In Buffalo, where many complain that hardly anything gets done, something has. We've just seen the culmination of a 25-year dream to enhance the quality of life in this area.

Now, a new pedestrian and bicycle bridge over Scajaquada Creek at the Black Rock Channel completes the Scajaquada Pathway, linking Delaware Park to the Riverwalk. For the many people here who enjoy a leisurely bike ride, that's cause for celebration.

Bicyclists have been unable to ride, without stopping for traffic, from Buffalo's Olmsted park system to the Niagara River and its Riverwalk extensions northward to the Tonawandas or southward to Erie Canal Harbor. That has now changed, and this area can embrace a valuable connection that should augment further development of the outer harbor.

Buffalo is magnificent for its Frederick Law Olmsted parks, the work of a landscape visionary who left a tremendous legacy. The new bridge is a vital link in an emerging linkage of parkways, pathways and shorelines that can become a magnet for visitors while adding enjoyment for those of us who live here.

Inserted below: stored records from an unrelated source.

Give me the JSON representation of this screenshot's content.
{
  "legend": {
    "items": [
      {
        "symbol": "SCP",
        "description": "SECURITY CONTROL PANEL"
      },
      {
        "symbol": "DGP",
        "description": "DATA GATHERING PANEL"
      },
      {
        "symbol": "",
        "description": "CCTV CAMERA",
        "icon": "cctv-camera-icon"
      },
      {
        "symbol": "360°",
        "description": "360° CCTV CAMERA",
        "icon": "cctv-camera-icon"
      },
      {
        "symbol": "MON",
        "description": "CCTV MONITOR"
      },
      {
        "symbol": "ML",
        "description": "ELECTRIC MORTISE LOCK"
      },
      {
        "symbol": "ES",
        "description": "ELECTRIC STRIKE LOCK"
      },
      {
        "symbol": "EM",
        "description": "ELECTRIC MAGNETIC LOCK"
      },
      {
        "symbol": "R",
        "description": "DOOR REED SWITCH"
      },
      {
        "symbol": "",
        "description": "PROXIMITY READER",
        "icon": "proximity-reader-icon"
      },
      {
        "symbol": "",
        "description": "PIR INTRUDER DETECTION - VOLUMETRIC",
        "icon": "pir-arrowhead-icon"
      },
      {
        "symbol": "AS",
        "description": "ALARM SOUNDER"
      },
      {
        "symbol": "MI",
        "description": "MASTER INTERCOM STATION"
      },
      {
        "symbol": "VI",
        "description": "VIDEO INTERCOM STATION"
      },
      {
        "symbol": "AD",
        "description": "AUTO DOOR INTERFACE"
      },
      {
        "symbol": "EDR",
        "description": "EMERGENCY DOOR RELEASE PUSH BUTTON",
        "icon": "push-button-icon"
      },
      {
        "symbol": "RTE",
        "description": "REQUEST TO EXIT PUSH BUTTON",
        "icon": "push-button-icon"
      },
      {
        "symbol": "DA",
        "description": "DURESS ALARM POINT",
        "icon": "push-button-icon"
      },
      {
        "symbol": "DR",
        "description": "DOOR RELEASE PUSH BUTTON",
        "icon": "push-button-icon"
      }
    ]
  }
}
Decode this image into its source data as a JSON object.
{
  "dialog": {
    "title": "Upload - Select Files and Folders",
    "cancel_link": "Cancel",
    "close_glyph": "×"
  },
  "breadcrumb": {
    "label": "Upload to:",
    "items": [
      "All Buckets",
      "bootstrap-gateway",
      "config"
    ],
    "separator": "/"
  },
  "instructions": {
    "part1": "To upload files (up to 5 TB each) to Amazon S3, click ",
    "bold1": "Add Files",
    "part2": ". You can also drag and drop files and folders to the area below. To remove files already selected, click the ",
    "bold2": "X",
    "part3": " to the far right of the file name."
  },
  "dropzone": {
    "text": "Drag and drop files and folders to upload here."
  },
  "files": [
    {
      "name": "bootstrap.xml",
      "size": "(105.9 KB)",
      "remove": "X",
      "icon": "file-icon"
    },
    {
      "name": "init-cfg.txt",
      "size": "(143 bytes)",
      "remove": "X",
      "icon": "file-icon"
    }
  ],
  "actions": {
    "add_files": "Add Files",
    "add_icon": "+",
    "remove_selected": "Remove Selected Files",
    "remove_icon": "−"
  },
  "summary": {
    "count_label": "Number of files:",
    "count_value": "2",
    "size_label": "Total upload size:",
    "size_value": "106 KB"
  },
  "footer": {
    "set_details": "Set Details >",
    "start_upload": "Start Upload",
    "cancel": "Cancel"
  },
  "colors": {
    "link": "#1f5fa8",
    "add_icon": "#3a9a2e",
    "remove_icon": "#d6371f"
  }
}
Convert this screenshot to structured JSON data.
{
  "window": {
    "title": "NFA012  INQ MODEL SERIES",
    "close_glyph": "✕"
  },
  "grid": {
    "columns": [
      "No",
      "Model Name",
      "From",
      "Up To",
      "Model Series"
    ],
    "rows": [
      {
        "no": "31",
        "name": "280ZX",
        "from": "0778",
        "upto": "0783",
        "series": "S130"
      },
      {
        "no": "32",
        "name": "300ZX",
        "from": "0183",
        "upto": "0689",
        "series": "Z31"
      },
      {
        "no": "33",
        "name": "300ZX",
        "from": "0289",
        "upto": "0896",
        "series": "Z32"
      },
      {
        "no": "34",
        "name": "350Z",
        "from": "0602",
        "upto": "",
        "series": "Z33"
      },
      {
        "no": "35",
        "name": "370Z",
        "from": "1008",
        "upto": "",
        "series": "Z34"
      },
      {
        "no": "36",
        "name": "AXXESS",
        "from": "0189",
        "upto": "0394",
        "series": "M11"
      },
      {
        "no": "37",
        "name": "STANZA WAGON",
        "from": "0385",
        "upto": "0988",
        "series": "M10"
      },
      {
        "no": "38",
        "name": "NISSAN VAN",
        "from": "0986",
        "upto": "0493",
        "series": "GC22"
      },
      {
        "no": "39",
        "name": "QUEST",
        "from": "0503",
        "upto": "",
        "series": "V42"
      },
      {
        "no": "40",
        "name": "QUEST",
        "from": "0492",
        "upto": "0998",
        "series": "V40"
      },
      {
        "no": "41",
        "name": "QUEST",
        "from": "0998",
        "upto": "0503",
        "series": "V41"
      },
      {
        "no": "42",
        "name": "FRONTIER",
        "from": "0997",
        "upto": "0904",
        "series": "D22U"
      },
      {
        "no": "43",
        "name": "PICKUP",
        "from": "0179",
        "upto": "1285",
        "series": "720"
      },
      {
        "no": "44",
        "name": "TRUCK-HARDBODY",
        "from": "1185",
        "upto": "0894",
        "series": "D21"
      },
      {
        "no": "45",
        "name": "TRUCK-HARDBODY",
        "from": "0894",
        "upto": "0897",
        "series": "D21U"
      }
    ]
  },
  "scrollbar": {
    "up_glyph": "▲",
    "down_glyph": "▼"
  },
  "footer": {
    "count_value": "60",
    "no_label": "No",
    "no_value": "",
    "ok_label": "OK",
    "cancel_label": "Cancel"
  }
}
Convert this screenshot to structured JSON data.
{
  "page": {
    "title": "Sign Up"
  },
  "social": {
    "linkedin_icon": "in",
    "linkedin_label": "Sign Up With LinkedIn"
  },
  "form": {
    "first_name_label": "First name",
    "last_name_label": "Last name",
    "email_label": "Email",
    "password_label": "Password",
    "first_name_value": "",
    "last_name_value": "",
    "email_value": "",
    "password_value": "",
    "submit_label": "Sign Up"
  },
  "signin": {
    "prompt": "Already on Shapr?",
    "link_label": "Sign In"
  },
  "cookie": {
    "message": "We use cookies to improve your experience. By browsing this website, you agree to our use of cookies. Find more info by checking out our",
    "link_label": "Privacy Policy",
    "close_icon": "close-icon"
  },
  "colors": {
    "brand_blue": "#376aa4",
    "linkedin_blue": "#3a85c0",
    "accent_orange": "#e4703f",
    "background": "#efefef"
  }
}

As Jesse Kregal, who conceived the pathway, told The News, congratulations are due the numerous volunteers, government agencies, property owners, consultants, contractors and political leaders -- including the late Assemblyman William B. Hoyt and his son and political successor, Sam Hoyt -- who saw this effort through. For Kregal and others like him who ran in Delaware Park and understood Olmsted's plan for connecting city parks and pathways to the waterfront, it only made sense to complete the idea. It was all uphill at that point, so to speak. But they persevered, and it was well worth it. Olmsted would smile at this completed piece of history.